In the hours that passed before I saw him again, I no longer doubted that the ‘purpose' of our visit was working itself out. Holmes had used his influence, the Order of the Legion of Honour, as well as the reputation of a man who had rid Paris of the Boulevard Assassin, to obtain an audience with President Faure. The intention could only be to convince Félix Faure that Captain Dreyfus was no traitor and that the letter sent to Colonel Schwartzkoppen, the Military Attaché, would be shown on scientific examination to be the work of another hand.

It was late in the afternoon when my companion returned. He knew as well as I that there was no need for an explanation of his absence. He stood in the sitting-room of the hotel suite, a familiar figure in the unfamiliarity of his formal costume.

‘Your patience may be rewarded, Watson,' he said with the quick movement of his mouth, which was sometimes a smile and sometimes a nervous quirk, ‘I have put our case to President Faure.'

‘Our case?'

He smiled more easily. ‘Very well, then, the case of Alfred Dreyfus. The matter of the handwriting. We have, I believe, a chance to vanquish Professor Bertillon on both fronts. Who knows? If we succeed in this, there may be a path to victory over him in other matters. I have struck a bargain with Félix Faure. The evidence against Dreyfus will be reviewed. Indeed, though he still thinks the man guilty, in all probability, he has not set his face against a retrial.'

‘Then you have succeeded?' I asked the question because, to anyone who had known him for a length of time, it was evident that Holmes was holding back some unwelcome detail.

‘Not quite,' he said, another nervous movement plucking at his mouth, ‘I fear, Watson, you will not like our side of the bargain. We are to remain in Paris for a few more months.'

‘Months!

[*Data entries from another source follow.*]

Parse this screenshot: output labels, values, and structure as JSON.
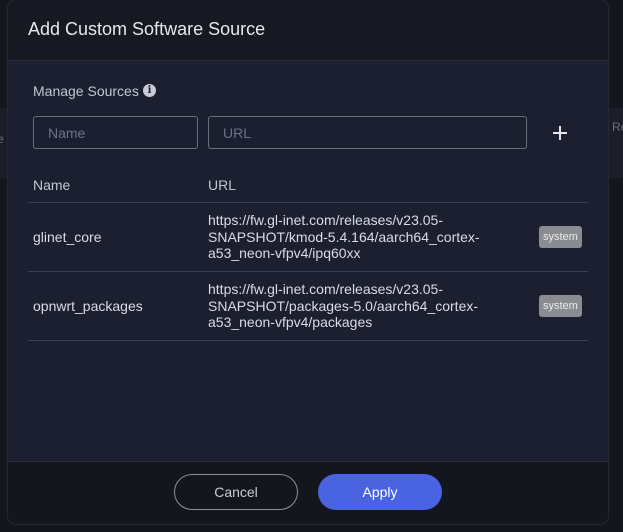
{
  "background": {
    "left_edge_text": "e",
    "right_edge_text": "Re"
  },
  "dialog": {
    "title": "Add Custom Software Source",
    "section_label": "Manage Sources",
    "info_icon": "info-icon",
    "inputs": {
      "name_placeholder": "Name",
      "name_value": "",
      "url_placeholder": "URL",
      "url_value": ""
    },
    "add_icon": "plus-icon",
    "table": {
      "columns": [
        "Name",
        "URL"
      ],
      "rows": [
        {
          "name": "glinet_core",
          "url": "https://fw.gl-inet.com/releases/v23.05-SNAPSHOT/kmod-5.4.164/aarch64_cortex-a53_neon-vfpv4/ipq60xx",
          "badge": "system"
        },
        {
          "name": "opnwrt_packages",
          "url": "https://fw.gl-inet.com/releases/v23.05-SNAPSHOT/packages-5.0/aarch64_cortex-a53_neon-vfpv4/packages",
          "badge": "system"
        }
      ]
    },
    "footer": {
      "cancel_label": "Cancel",
      "apply_label": "Apply"
    }
  },
  "colors": {
    "accent": "#4a63e0",
    "badge": "#8a8c92",
    "dialog_body": "#1b1f30"
  }
}
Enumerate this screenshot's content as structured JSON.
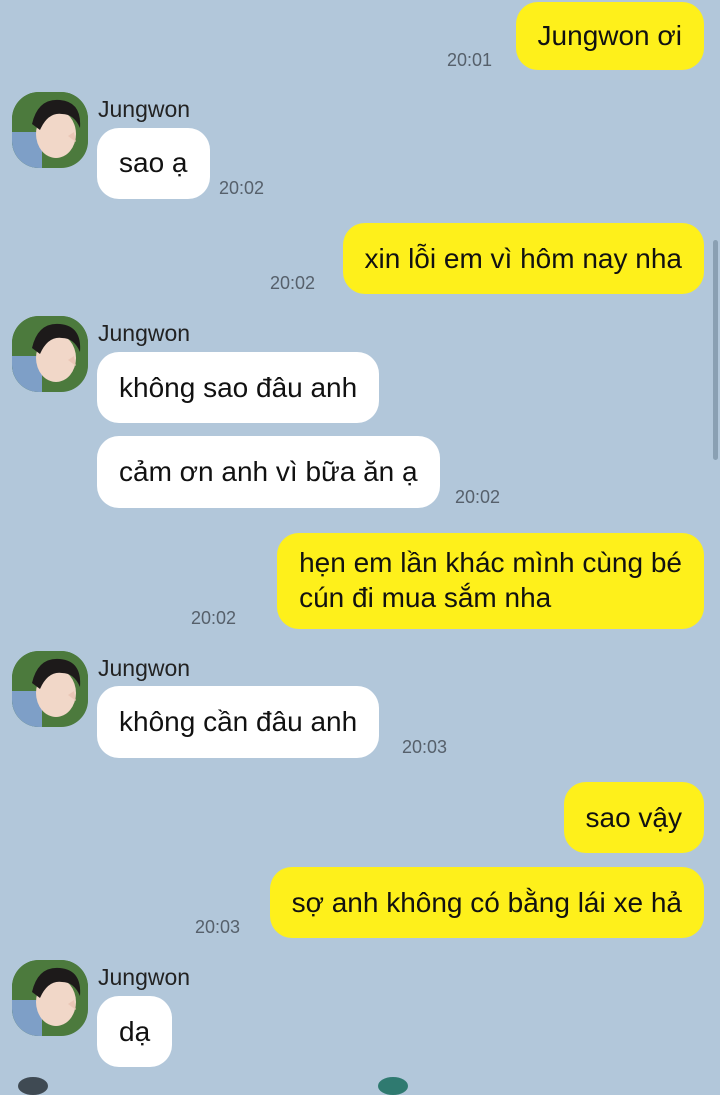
{
  "contact": {
    "name": "Jungwon"
  },
  "messages": [
    {
      "sender": "me",
      "text": "Jungwon ơi",
      "time": "20:01"
    },
    {
      "sender": "Jungwon",
      "text": "sao ạ",
      "time": "20:02"
    },
    {
      "sender": "me",
      "text": "xin lỗi em vì hôm nay nha",
      "time": "20:02"
    },
    {
      "sender": "Jungwon",
      "text": "không sao đâu anh",
      "time": ""
    },
    {
      "sender": "Jungwon",
      "text": "cảm ơn anh vì bữa ăn ạ",
      "time": "20:02"
    },
    {
      "sender": "me",
      "text_line1": "hẹn em lần khác mình cùng bé",
      "text_line2": "cún đi mua sắm nha",
      "time": "20:02"
    },
    {
      "sender": "Jungwon",
      "text": "không cần đâu anh",
      "time": "20:03"
    },
    {
      "sender": "me",
      "text": "sao vậy",
      "time": ""
    },
    {
      "sender": "me",
      "text": "sợ anh không có bằng lái xe hả",
      "time": "20:03"
    },
    {
      "sender": "Jungwon",
      "text": "dạ",
      "time": ""
    }
  ],
  "colors": {
    "background": "#b2c7da",
    "my_bubble": "#fef01b",
    "their_bubble": "#ffffff"
  }
}
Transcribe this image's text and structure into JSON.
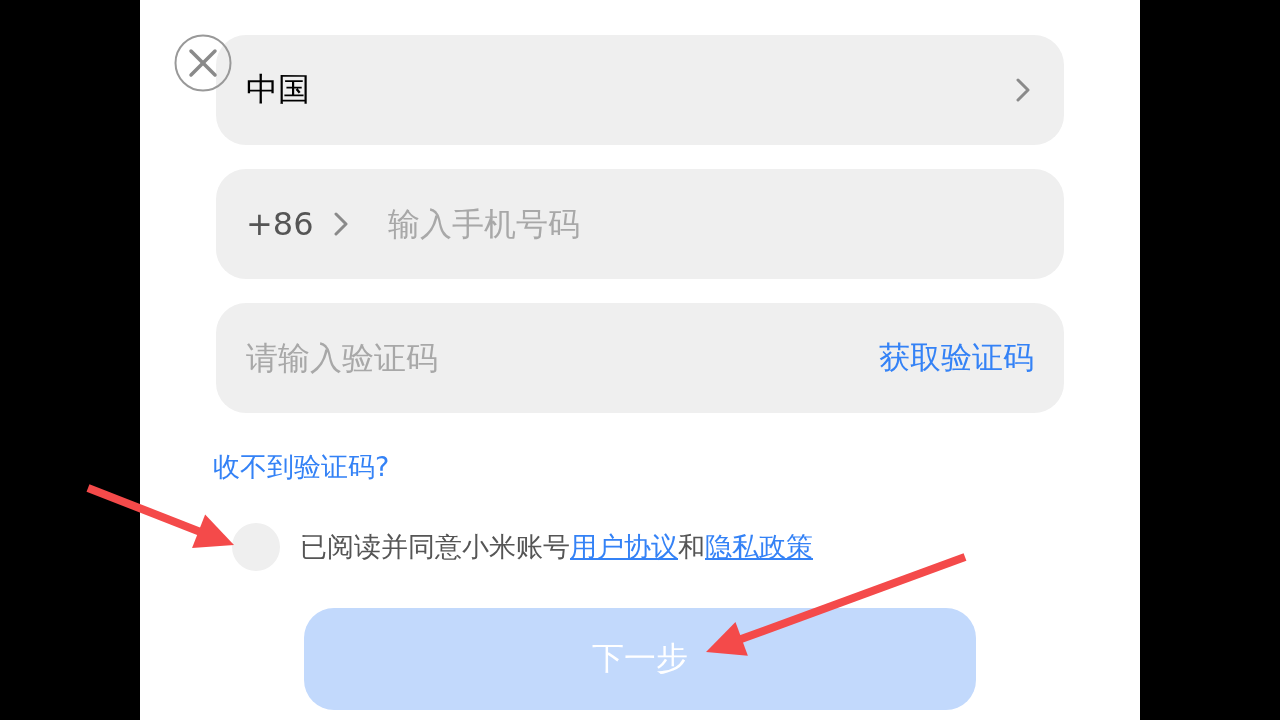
{
  "form": {
    "region_field": {
      "value": "中国"
    },
    "phone_field": {
      "country_code": "+86",
      "placeholder": "输入手机号码"
    },
    "code_field": {
      "placeholder": "请输入验证码",
      "action": "获取验证码"
    }
  },
  "help_link": "收不到验证码?",
  "agreement": {
    "checked": false,
    "parts": [
      {
        "kind": "text",
        "text": "已阅读并同意小米账号"
      },
      {
        "kind": "link",
        "text": "用户协议"
      },
      {
        "kind": "text",
        "text": "和"
      },
      {
        "kind": "link",
        "text": "隐私政策"
      }
    ]
  },
  "next_button": {
    "label": "下一步",
    "disabled": true
  },
  "annotations": [
    {
      "kind": "arrow"
    },
    {
      "kind": "arrow"
    }
  ]
}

What the devil for?'

‘That, my dear friend, will be explained to you within the hour by President Faure's confidential secretary. It is not too much to say that the fate of France and the peace of Europe may depend upon the safety of the treasure we are to guard.'

‘Treasure!' I exclaimed. ‘What treasure?'

But Holmes waved his hand aside, recommending patience. He turned and went to his room, exchanging formal clothes for familiar tweeds and Norfolk jacket. Short of pursuing him and standing over him while he changed, there was little I could do. I walked about the tall corniced sitting-room on the first floor of the Hôtel Lutétia, folding a paper here and tidying a table there, in anticipation of a visit from the confidential secretary of the President of the Republic. Then I paused and stared down into the Boulevard Raspail with its busy traffic from the suburbs and markets. Would Félix Faure's confidential secretary really make a habit of visiting confidants in what was almost a public room? I thought of Sir Henry Ponsonby and Sir Arthur Bigge as Her Majesty's private secretaries, conducting confidential negotiations in the hotels of Bayswater or Pimlico. The idea was plainly absurd.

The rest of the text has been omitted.